Ashton Kutcher Bringing Interactive ‘Punk'd'-Like Series to the Web

"Prank Lab" will air on Machinima's new premium channel

The guys who brought the world "Punk'd" are bringing their hidden cameras to the internet.

Katalyst Network, the television and film production company founded in 2000 by Ashton Kutcher and Jason Goldberg, has partnered with virtual media company Machinima to produce a new show, "Prank Lab," the companies said Wednesday.

The first 40 episodes of the show will air on Machinima Prime, a new premium content channel that officially launched on Aug. 1.

"'Prank Lab' is a celebration of sophomoric humor,"Anthony Batt, president of Katalyst, told TheWrap. "It's a lot of messing around, and we know how to do that kind of programming better than anybody."

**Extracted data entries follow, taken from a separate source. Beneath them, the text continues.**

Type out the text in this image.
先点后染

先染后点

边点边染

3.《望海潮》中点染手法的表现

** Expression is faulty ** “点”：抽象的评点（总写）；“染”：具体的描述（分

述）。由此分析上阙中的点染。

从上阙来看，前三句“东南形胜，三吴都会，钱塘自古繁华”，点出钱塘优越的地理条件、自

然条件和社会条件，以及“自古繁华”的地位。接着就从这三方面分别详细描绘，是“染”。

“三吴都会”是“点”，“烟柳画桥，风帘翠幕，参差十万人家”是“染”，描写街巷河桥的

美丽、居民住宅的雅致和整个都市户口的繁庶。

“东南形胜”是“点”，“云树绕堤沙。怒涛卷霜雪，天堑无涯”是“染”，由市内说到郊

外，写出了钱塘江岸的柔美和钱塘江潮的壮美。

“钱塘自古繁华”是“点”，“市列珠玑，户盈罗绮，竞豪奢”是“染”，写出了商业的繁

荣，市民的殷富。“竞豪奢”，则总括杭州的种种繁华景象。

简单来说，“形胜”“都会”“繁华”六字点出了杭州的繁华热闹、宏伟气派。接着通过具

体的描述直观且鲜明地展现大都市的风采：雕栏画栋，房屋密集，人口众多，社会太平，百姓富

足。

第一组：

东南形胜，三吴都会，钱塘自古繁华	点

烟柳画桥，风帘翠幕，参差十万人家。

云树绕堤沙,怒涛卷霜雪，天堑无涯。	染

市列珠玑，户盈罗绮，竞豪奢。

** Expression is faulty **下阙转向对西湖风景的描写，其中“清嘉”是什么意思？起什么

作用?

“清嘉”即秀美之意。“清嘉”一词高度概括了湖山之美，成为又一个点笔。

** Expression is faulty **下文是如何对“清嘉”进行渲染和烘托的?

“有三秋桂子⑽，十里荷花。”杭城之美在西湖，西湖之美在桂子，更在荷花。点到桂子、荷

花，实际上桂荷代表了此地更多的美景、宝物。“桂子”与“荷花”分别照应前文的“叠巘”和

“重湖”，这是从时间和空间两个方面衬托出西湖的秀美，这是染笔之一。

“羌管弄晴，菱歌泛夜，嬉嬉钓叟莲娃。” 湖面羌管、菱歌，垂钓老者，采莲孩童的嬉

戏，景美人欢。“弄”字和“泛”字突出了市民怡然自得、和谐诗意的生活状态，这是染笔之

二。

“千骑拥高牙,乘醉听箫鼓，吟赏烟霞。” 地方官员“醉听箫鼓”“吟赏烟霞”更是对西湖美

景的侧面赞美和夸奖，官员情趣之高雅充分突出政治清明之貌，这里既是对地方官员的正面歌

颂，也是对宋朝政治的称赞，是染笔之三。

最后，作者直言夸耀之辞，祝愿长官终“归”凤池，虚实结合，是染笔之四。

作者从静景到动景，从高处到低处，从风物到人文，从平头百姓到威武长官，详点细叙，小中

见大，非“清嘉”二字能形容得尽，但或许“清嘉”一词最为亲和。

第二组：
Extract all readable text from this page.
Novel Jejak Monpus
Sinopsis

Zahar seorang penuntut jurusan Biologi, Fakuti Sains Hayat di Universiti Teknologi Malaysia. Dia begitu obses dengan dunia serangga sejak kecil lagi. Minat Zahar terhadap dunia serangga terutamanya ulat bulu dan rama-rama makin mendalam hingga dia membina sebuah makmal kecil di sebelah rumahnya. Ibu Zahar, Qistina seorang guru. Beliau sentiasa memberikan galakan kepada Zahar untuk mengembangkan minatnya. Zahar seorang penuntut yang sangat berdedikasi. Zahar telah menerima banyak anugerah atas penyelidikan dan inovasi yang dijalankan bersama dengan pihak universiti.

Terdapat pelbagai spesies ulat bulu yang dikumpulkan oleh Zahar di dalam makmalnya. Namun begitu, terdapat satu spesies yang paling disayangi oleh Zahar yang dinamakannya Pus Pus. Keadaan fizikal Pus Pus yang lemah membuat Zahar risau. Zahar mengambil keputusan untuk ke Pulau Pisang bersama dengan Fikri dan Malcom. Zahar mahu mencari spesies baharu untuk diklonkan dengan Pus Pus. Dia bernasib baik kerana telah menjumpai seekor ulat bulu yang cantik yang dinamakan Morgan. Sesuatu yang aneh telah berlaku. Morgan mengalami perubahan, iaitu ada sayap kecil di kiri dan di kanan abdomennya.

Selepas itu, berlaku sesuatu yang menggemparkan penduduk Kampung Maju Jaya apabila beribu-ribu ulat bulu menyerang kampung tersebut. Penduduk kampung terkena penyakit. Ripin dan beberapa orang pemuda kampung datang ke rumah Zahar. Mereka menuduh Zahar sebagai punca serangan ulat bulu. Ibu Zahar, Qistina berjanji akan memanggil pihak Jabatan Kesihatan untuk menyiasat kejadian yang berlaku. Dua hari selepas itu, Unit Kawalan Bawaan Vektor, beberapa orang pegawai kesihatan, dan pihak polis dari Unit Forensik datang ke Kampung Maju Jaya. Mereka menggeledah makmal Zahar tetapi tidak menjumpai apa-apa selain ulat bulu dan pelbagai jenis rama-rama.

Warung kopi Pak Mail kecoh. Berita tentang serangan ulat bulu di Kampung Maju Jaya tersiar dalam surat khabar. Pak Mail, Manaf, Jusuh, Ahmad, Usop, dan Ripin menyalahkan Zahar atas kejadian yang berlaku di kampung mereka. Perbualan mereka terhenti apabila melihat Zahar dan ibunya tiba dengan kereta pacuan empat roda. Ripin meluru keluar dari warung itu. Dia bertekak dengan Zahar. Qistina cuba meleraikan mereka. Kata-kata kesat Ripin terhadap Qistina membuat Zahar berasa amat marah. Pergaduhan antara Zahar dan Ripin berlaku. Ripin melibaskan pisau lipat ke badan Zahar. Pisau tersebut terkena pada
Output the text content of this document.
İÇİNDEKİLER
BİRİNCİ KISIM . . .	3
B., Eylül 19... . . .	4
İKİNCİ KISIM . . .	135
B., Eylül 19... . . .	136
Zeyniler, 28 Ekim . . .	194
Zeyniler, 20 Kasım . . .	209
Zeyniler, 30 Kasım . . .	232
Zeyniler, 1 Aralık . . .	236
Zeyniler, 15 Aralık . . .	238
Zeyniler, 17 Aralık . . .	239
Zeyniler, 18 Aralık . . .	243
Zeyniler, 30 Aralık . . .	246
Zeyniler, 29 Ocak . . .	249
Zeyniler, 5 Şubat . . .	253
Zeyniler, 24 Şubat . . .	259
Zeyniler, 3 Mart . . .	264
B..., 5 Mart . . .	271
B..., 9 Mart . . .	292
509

Like "Punk'd," "Prank Lab" also will center on hijinks involving unsuspecting targets, but the focus will not be on embarrassing celebrities like Justin Timberlake. Instead, the show will encourage audiences to be more actively involved in the antics unfolding on screen.

"The idea is to take the audience inside how you do these pranks so they become co-conspirators," Batt said. "We're going to allow them to comment on the action and we're going to have our actors respond to the comments. That's something you can't do on television, and it allows the show to become more integrated into the audience's world."

Batt said this is just the first series to be announced as part of the partnership with Machinima and said that if viewers respond to "Prank Lab," Katalyst could create spinoff shows involving the various pranksters.

By partnering with Machinima, Katalyst is aligning itself with the 800 pound gorilla of the internet video space. The streaming and gaming company hosts thousands of videos that attract more than 180 million unique viewers a month.  Last May, it announced a $35 million fundraising round that attracted a substantial investment from Google.

With that kind of audience and programming specifically attuned to the rhythms of web services like YouTube, Batt thinks that new media companies like Katalyst may force the old guard in the movie and television business to sit up and take notice of how the iPad generation is consuming content. 

"Hollywood needs a new set of media executive that understand how to program to digital and mobile," Batt said. "If you look at YouTube, it looks remarkably similar to TV, but there are a lot of nuances, and understanding those differences is the key."